Building your own nuclear reactor?

8-[

Glom
2005-Feb-07, 01:08 PM
Sure Sellafield has had its problems, but the problems in the nuclear industry are always demonised far more than equivalent problems in other industries. For example, 250kg of plutonium deposited over a large area over the course of 50 years is not a lot, compared to the releases of toxic materials from the chemicals and other industries. But it is the one of the most demonised. The nuclear industry is subject to draconian regulations, far in excess of those designed to prevent similar levels of hazard in other industries so transgressions that would be overlooked in other industries is a cause for great concern in the nuclear industry.

For example, the Mihama incident, which killed four people, was not anything nuclear, it was a steam explosion, such as the variety that can and has happened in all manner of industries. Yet, because it was nuclear, it was splattered across international headlines and paraded as Japan's worst nuclear accident. Recent coal mine explosions in Ukraine and Russia that killed about 40 each didn't get the same attention as the Mihama accident.

Our reactors are old, relatively primitive, and the time has come for them to be replaced by newer and better ones, but I think it is unfair to characterise the nuclear industry as exceedingly dirty. All heavy industry is a bit dirty and the nuclear industry takes far more responsibility for its dirt than any other.

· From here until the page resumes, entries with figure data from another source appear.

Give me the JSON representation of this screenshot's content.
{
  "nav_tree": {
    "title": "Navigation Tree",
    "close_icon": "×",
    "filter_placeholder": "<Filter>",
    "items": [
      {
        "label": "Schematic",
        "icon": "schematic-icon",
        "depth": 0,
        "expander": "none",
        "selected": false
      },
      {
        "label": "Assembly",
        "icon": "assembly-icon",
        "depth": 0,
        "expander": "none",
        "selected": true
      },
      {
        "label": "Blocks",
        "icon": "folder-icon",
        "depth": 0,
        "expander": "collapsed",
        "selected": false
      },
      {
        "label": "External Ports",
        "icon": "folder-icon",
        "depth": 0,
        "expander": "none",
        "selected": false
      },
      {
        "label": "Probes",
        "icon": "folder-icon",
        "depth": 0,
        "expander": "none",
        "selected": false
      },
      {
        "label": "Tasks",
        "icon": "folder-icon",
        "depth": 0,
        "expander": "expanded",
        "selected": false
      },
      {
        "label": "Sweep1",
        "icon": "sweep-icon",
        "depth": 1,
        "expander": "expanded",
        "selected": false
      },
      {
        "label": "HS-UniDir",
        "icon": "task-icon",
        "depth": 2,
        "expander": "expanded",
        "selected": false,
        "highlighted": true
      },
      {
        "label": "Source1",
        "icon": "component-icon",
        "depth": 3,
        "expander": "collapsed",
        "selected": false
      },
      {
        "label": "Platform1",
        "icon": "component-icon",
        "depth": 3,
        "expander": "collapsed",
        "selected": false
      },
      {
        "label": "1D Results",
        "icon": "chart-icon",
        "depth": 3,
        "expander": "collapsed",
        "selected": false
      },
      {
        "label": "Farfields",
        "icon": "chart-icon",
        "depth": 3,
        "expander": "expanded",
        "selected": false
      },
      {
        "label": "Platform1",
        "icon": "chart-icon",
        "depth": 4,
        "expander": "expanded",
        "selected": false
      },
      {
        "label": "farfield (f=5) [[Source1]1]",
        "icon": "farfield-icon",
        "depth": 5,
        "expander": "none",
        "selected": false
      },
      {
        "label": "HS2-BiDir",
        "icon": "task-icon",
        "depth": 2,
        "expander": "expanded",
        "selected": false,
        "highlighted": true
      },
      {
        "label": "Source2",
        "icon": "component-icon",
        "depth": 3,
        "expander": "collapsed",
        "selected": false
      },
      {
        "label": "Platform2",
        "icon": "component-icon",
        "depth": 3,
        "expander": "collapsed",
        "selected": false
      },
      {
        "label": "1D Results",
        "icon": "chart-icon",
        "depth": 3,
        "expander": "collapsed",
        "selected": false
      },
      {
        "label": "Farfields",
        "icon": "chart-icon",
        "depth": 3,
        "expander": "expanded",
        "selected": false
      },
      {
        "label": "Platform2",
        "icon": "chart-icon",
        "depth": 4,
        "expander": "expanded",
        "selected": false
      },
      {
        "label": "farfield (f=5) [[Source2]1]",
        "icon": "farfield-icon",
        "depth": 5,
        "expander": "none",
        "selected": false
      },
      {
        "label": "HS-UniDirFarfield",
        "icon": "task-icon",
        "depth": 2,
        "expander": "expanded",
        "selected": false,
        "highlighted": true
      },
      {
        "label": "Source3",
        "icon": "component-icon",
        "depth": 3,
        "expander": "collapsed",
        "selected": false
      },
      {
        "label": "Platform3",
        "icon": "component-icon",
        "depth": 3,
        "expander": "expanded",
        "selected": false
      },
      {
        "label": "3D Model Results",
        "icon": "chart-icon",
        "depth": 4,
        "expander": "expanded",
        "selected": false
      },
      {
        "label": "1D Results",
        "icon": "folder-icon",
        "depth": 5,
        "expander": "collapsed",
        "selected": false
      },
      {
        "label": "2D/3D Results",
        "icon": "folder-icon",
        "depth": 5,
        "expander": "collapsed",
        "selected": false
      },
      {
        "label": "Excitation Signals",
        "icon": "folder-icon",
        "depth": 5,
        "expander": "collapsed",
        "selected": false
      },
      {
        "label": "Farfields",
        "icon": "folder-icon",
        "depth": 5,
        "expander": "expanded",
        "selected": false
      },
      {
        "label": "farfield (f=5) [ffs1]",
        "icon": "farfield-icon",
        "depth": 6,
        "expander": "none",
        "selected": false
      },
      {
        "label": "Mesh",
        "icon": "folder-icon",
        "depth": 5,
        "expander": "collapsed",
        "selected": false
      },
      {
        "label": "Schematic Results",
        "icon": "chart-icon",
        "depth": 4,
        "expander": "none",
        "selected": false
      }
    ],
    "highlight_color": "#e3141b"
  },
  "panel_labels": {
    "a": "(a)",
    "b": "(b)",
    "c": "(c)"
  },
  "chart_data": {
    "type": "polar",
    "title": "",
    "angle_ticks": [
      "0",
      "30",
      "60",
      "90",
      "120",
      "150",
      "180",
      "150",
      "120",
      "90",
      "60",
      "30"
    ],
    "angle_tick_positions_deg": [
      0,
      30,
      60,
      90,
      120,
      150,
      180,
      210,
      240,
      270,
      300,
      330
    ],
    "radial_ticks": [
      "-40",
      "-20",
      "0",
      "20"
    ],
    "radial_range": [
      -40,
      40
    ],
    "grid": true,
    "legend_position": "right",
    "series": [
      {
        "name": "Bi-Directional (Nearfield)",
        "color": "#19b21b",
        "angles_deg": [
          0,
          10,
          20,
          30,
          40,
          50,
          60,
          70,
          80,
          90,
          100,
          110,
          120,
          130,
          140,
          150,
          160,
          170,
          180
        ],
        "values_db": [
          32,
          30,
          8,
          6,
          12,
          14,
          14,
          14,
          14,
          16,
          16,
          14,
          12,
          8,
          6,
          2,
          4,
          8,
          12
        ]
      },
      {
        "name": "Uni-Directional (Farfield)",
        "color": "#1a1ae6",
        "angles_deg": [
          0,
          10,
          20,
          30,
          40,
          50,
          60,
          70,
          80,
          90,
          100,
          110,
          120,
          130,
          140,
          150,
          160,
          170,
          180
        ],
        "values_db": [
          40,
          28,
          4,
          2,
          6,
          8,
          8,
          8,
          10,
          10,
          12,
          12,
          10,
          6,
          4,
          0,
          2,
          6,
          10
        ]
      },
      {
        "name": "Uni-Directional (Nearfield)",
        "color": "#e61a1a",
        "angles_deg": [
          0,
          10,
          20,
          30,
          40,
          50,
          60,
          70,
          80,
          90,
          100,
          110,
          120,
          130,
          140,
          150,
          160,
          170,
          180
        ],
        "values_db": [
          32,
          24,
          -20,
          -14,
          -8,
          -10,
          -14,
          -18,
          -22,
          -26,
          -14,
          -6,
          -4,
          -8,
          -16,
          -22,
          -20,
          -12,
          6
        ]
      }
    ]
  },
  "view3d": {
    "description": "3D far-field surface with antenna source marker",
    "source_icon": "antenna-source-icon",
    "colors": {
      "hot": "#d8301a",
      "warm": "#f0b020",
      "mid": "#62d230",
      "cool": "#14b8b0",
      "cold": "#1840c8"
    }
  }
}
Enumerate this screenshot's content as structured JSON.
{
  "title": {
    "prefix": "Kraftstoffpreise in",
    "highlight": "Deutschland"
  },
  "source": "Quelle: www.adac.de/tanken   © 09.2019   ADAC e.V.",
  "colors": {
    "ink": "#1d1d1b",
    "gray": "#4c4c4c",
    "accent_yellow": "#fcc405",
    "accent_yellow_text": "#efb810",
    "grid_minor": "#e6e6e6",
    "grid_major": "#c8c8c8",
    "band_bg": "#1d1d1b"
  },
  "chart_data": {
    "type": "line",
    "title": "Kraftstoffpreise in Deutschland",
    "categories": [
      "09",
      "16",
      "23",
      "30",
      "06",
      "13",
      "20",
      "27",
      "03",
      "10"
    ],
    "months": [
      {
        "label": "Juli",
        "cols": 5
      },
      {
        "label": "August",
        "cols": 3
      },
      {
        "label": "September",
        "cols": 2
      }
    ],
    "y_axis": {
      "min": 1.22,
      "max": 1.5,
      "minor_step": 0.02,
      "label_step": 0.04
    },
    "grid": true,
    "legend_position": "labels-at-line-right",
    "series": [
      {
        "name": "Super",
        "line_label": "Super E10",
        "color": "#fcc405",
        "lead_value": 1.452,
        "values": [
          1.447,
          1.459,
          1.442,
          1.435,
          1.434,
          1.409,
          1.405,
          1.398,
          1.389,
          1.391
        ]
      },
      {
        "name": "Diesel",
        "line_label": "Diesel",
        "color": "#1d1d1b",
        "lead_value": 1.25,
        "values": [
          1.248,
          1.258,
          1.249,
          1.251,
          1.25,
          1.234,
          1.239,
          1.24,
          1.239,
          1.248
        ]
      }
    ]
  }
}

The Windscale incident will be covered on the Freedom For Fission website.

sarongsong
2005-Feb-19, 03:09 AM
Sure Sellafield has had its problems...
17 Feb 2005 (http://www.cbc.ca/story/world/national/2005/02/17/plutoniummissing-britain0217.html)
SELLAFIELD, ENGLAND
"Britain's biggest nuclear site can't account for 30 kilograms of plutonium...officials...said Thursday that it's a measurement problem and the plutonium is not really missing..."

TravisM
2005-Feb-19, 04:37 AM
:-?

"For some reason, it keeps loosing mass! Our best physicists can't figure it out!"

:lol: Maybe it was lost to hyperdimensional flux...? :P

mid
2005-Feb-21, 02:38 PM
As I was about to say, Burn it for sure. But they've got to find the stuff first.